Mis à jour le par Pierre Lemarchand
Egor, jeune Ukrainien de 16 ans, vient chaque jour au Centre éducatif pour la jeunesse de l’association moldave MilleniuM, afin de suivre sa scolarité en ligne. Il y est accueilli par sa compatriote Evgenia.
Egor, jeune Ukrainien de 16 ans, vient chaque jour au Centre éducatif pour la jeunesse de l’association moldave MilleniuM, afin de suivre sa scolarité en ligne. Il y est accueilli par sa compatriote Evgenia. ©JM Rayapen/SPF

Le Secours populaire et son partenaire moldave MilleniuM conduisent ensemble de nombreuses actions en faveur de la jeunesse. Durant l’été ou les fêtes de Noël sont ainsi conduites des activités éducatives, de loisirs et de sensibilisation à la solidarité. En janvier 2023 a ouvert le Centre éducatif pour la jeunesse, qui permet aux jeunes Ukrainiens réfugiés de poursuivre leur scolarité et se reconstruire après l’exil, tout en tissant des liens avec les jeunes Moldaves. Reportage publié ce 20 novembre, Journée internationale des droits de l'enfant.

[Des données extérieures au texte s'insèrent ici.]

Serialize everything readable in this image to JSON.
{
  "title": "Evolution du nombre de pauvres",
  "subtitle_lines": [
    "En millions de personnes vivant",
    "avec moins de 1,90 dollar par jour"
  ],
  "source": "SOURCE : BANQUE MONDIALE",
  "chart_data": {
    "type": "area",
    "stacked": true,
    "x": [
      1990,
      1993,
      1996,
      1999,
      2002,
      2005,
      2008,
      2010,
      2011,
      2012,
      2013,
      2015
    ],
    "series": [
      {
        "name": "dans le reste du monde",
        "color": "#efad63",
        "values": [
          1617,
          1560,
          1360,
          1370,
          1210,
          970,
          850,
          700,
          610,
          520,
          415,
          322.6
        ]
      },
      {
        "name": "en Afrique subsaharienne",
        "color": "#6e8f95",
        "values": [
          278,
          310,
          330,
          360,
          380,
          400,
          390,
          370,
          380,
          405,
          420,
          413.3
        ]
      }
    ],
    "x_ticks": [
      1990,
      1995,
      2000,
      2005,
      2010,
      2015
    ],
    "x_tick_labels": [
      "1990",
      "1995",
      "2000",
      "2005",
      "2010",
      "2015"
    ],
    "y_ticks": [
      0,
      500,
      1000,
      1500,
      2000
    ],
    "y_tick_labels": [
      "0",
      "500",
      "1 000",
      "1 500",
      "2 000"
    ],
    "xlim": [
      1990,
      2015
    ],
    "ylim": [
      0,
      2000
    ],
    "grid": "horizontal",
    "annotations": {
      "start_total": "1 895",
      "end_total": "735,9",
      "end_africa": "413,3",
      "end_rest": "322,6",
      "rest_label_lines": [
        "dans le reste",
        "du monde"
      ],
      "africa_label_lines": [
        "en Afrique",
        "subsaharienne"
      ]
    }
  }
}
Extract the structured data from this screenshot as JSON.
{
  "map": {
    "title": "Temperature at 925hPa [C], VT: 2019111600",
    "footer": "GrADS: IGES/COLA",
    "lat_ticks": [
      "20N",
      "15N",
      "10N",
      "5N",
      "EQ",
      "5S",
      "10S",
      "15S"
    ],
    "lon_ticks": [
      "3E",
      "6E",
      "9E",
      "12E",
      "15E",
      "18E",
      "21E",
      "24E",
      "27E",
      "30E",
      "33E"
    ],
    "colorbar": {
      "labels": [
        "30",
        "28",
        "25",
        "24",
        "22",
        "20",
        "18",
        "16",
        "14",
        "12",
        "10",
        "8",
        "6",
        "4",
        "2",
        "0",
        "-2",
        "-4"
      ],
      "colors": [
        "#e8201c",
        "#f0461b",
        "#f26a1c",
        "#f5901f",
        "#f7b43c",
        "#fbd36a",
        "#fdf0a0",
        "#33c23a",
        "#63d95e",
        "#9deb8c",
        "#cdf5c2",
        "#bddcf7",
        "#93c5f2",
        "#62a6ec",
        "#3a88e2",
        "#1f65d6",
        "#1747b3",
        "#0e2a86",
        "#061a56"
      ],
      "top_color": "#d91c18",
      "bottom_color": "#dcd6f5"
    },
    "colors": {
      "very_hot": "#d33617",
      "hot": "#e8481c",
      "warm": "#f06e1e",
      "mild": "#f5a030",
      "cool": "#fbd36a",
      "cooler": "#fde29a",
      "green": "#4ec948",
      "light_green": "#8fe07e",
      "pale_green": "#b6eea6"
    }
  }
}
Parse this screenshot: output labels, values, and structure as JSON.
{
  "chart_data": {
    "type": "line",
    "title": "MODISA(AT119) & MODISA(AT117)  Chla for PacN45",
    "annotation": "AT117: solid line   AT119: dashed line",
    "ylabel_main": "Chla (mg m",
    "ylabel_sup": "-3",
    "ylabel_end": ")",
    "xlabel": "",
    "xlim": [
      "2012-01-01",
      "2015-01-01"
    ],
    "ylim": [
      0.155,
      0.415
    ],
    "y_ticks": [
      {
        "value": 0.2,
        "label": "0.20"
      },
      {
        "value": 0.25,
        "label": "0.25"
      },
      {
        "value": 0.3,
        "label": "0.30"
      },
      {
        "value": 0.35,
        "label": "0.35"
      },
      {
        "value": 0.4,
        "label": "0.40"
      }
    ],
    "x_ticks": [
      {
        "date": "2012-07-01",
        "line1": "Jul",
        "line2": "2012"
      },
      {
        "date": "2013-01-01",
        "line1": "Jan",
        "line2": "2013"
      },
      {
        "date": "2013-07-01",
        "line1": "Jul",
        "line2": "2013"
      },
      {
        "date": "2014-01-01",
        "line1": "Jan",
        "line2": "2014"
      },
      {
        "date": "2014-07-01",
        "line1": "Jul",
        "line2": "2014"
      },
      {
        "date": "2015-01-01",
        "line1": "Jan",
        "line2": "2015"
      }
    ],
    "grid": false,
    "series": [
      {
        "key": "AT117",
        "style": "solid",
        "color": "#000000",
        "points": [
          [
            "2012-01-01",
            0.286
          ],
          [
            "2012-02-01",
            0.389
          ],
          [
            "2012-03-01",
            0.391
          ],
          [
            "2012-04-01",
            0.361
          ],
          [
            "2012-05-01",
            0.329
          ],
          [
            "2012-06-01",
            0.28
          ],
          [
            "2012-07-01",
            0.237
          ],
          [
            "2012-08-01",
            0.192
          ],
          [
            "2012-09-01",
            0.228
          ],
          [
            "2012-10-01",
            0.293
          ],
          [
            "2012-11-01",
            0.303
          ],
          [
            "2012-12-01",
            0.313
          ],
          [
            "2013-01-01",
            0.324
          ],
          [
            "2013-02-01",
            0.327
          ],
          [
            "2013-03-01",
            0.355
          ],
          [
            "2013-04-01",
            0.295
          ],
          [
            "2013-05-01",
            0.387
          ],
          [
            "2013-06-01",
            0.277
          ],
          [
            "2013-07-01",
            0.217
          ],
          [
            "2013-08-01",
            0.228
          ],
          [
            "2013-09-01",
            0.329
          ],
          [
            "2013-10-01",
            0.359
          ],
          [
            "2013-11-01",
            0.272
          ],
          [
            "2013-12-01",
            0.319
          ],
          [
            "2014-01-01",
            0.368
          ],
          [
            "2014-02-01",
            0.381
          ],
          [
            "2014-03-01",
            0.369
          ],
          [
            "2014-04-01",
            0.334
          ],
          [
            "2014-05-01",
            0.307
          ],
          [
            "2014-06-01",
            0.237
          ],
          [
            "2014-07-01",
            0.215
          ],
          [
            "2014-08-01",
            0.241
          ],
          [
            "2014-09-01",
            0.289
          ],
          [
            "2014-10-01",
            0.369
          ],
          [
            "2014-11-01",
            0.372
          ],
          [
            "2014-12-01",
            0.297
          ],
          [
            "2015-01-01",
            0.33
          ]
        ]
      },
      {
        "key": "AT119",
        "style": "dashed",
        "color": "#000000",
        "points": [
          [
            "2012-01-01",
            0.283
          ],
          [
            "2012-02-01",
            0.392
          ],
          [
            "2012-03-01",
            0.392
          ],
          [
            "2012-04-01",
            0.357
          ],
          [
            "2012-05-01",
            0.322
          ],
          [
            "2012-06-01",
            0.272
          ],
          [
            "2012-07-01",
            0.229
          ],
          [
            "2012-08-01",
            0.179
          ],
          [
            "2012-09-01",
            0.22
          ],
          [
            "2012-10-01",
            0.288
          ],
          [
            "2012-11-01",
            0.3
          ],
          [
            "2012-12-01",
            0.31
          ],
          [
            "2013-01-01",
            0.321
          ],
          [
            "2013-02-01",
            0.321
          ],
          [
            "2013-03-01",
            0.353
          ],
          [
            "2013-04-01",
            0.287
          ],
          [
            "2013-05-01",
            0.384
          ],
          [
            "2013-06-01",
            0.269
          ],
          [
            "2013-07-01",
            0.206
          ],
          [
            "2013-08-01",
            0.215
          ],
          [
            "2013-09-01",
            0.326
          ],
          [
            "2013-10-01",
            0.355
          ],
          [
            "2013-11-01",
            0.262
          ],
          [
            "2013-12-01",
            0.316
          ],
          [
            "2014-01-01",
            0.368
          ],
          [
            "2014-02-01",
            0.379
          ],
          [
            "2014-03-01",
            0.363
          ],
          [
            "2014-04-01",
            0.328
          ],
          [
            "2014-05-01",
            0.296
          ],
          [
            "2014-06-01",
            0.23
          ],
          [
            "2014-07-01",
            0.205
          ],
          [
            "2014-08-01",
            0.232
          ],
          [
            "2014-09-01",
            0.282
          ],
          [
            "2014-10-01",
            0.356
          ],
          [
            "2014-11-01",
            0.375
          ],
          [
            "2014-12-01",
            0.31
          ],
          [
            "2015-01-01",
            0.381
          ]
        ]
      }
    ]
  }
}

« Soyez les bienvenus », lance Vitalie, le directeur de l’Institut de formation et de développement MilleniuM, partenaire du Secours populaire en Moldavie. « Vous êtes ici chez vous », poursuit-il, enjoignant chaque visiteur à se déchausser et enfiler une paire de chaussons frappés du logo de l’association qu’il fonda en 2000. Un foyer, un endroit sûr et chaleureux, une famille : ainsi l’équipe de MilleniuM a-t-elle imaginé le Centre éducatif pour la jeunesse, qu’ont déjà fréquenté un millier de jeunes Ukrainiens et Moldaves, âgés de 12 à 17 ans, depuis son ouverture en janvier 2023 avec l’aide du Secours populaire. « Son objectif principal est d’apporter un soutien aux jeunes Ukrainiens qui ont fui la guerre et trouvé refuge en Moldavie », éclaire Vitalie. Ceux-ci peuvent y suivre leurs cours en ligne, grâce à des postes de travail confortables et silencieux et une connexion haut débit. Seuls 10% des jeunes Ukrainiens étudient dans des établissements moldaves : continuer, à distance, de suivre les programmes ukrainiens est une manière de garder un lien avec le pays, d’atténuer les affres de l’exil.

« Je ne vis plus dans le passé comme les premiers temps de mon exil. Je vis dans le présent et le futur. »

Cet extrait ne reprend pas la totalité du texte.